To implement clustering, SciPy provides us a clustering package (scipy.cluster) which further has two modules as given below −
scipy.cluster.vq module − This SciPy module provides functions for k-means clustering and vector quantization. It also generates code books from k-means models by comparing them with centroids in a code book.

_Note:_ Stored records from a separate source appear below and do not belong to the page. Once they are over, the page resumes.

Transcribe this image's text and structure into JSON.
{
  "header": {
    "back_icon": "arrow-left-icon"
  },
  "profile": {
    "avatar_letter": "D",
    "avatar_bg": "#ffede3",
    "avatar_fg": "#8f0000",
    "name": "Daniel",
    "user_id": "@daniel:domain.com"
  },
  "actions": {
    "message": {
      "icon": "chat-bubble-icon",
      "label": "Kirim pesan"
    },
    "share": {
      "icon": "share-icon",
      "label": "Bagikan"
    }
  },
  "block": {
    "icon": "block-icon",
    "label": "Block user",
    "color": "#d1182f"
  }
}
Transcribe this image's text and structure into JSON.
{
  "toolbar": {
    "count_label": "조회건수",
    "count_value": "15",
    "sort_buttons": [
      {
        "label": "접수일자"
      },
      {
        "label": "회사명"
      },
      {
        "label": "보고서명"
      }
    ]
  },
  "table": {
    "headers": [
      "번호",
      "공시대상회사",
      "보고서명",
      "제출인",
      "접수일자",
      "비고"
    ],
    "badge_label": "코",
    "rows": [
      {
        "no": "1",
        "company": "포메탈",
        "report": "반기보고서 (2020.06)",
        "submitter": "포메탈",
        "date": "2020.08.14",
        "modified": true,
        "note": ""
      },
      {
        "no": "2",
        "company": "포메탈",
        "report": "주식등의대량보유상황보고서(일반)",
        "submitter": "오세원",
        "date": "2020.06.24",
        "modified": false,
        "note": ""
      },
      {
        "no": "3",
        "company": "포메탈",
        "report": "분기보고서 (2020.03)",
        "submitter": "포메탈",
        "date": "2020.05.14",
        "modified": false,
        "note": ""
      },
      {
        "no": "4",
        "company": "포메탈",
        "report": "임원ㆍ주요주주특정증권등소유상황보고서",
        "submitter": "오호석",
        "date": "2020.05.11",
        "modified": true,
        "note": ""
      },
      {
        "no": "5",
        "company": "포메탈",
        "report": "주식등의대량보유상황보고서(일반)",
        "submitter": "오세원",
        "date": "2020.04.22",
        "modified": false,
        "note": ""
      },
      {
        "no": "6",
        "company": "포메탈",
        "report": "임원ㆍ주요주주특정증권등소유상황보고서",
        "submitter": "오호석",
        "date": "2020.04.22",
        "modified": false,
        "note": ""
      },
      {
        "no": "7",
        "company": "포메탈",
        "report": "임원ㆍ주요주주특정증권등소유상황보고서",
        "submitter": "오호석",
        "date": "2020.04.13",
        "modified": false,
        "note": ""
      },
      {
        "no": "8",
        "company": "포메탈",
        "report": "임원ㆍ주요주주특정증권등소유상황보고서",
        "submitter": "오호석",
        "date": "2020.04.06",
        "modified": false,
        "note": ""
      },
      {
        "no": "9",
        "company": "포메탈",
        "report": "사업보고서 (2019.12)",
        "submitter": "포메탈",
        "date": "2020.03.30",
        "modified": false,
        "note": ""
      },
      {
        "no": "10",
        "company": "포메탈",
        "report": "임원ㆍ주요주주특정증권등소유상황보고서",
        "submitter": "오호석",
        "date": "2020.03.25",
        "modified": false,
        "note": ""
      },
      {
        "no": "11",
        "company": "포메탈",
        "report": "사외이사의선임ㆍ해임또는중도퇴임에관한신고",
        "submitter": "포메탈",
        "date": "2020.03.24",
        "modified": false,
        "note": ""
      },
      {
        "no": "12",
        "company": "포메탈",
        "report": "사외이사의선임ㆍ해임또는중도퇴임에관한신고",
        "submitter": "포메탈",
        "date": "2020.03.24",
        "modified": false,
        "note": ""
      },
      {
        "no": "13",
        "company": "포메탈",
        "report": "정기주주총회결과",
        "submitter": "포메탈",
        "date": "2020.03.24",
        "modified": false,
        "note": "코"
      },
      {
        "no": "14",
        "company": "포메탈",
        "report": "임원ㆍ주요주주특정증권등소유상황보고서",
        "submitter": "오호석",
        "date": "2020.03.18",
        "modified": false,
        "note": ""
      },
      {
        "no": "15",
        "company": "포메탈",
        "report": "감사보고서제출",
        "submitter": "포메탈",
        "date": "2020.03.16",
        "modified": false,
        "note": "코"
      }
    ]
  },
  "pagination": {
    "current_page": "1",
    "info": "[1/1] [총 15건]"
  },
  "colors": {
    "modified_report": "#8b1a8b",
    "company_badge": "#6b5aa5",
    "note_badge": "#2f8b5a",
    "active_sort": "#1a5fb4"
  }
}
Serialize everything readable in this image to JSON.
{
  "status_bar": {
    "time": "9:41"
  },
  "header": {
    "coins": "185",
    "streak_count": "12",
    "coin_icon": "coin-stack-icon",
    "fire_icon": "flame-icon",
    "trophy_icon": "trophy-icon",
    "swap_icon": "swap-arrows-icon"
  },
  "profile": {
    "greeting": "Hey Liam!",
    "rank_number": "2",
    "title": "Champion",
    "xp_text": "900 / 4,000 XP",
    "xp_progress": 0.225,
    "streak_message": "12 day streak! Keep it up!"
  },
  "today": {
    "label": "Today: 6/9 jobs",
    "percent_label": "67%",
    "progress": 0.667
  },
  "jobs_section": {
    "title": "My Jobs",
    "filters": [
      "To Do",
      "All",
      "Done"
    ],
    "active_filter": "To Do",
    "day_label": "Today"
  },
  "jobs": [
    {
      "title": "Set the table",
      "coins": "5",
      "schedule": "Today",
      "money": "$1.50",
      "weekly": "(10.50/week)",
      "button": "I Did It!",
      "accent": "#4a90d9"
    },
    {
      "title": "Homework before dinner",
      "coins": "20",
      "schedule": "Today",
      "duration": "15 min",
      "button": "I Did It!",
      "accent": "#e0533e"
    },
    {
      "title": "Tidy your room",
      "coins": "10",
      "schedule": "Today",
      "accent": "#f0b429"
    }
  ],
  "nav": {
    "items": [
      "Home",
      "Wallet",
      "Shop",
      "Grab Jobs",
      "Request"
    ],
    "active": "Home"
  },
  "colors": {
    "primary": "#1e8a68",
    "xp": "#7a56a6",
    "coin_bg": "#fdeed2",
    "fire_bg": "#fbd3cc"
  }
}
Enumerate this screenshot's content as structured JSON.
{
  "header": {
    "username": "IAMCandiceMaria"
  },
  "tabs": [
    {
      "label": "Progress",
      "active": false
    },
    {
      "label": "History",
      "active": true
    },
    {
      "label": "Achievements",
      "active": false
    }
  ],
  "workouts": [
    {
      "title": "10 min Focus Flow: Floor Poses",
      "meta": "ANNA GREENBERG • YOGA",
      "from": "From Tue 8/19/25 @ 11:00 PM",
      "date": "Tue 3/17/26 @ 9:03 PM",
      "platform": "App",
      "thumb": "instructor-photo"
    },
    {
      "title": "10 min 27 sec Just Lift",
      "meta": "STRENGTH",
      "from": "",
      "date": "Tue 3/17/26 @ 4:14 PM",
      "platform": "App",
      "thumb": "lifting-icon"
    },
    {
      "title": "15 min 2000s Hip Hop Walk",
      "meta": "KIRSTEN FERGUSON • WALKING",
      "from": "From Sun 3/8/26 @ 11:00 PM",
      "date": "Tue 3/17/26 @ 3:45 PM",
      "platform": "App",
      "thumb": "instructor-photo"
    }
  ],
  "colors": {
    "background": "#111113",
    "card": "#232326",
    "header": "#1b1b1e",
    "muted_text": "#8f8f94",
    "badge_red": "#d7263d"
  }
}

The table below explains the routines, along with their description, consisting in scipy.cluster.vq module−
|scipy.cluster.vq.whiten(obs, check_finite=True )||This routine normalizes a group of observations on features.|
|scipy.cluster.vq.vq(obs, code_book,check_finite=True)||This routine assigns codes from a codebook to observation.|
|scipy.cluster.vq.kmeans(obs, k_or_guess, iter=20, thresh=1e-05, check_finite=True)||This routine performs k-means algorithms on a set of observation vectors forming kclusters.|
|scipy.cluster.vq.kmeans2(data,k,iter=10, thresh=1e-05, minit='random', missing='warn', check_finite=True)||This routine classifies a set of observations into k-clusters by using the k-means algorithm.|
scipy.cluster.hierarchy module− As name suggested, this SciPy module provides functions for hierarchical clustering and its types such as agglomerative clustering. It has various routines which we can use to−
Compute statistics on hierarchies
Cut hierarchical clustering into the flat clustering.
Implement agglomerative clustering.
Visualize flat clustering.
To check isomorphism of two flat cluster assignments.
Plot the clusters.